Q) Given the example of an airplane autopilot, and that it is never to be trusted to fly unattended by humans, I am wondering what Saul thinks about self-driving cars, and whether they will ever become a reality in a truly driverless sense, or if there will always be some level of focused, unimpaired human supervision required. I’m also wondering, if human supervision will always be required, how we would keep the humans on the job, as, once the car is mostly driving itself, I’d think it would become even more tempting for the human to get distracted by their phone or take a nap.
I love this question. People perform wonderfully when they are neither overly stressed nor bored. They are also perfectly happy to do the same task for long periods when in this condition of “flow”. If we can keep people in this flow state then they’re happy to be performing the job and doing it well.
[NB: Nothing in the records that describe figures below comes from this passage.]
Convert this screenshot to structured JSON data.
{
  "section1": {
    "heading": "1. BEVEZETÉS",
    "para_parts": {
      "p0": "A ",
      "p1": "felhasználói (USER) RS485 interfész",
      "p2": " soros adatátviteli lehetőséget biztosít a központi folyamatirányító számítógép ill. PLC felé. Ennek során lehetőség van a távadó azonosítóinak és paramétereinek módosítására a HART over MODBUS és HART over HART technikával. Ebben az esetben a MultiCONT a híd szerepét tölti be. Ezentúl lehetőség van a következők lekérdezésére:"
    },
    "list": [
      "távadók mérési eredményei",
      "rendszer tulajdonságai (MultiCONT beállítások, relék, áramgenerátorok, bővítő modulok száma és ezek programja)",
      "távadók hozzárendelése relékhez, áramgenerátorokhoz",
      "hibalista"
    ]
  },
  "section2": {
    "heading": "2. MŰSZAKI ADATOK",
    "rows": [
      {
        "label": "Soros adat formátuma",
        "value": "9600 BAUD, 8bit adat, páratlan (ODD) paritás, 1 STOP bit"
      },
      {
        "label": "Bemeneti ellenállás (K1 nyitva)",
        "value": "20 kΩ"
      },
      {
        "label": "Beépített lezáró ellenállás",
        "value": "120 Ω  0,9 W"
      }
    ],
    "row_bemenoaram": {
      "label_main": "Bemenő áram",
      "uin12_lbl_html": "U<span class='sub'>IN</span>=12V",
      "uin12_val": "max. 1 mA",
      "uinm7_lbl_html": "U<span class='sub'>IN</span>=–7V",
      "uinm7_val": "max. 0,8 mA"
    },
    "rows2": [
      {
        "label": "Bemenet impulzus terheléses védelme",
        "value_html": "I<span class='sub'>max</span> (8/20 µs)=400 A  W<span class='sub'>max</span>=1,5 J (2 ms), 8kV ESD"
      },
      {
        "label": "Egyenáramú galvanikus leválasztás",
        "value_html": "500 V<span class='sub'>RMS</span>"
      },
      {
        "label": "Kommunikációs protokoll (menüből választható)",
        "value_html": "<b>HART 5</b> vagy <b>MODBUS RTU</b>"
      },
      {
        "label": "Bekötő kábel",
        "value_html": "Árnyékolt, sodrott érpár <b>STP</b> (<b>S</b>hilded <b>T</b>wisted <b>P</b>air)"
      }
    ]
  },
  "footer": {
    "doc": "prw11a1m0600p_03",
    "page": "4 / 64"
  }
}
So rather than having AI doing the majority of a job–and thus making people feel like napping is the best use of their time–I find the approach of using AI to help people maintain flow to be the most endearing.
I would describe self-driving cars as having a “98% problem”. It’s straightforward–given time and money–to build a self-driving car that 98% of the time will drive significantly better than a human. But for that remaining 2%, it will make undeniably terrible decisions that no human would even consider. We’ve been promised self-driving since 2015, but that 2%–that people can handle so effortlessly–is surprisingly stubborn.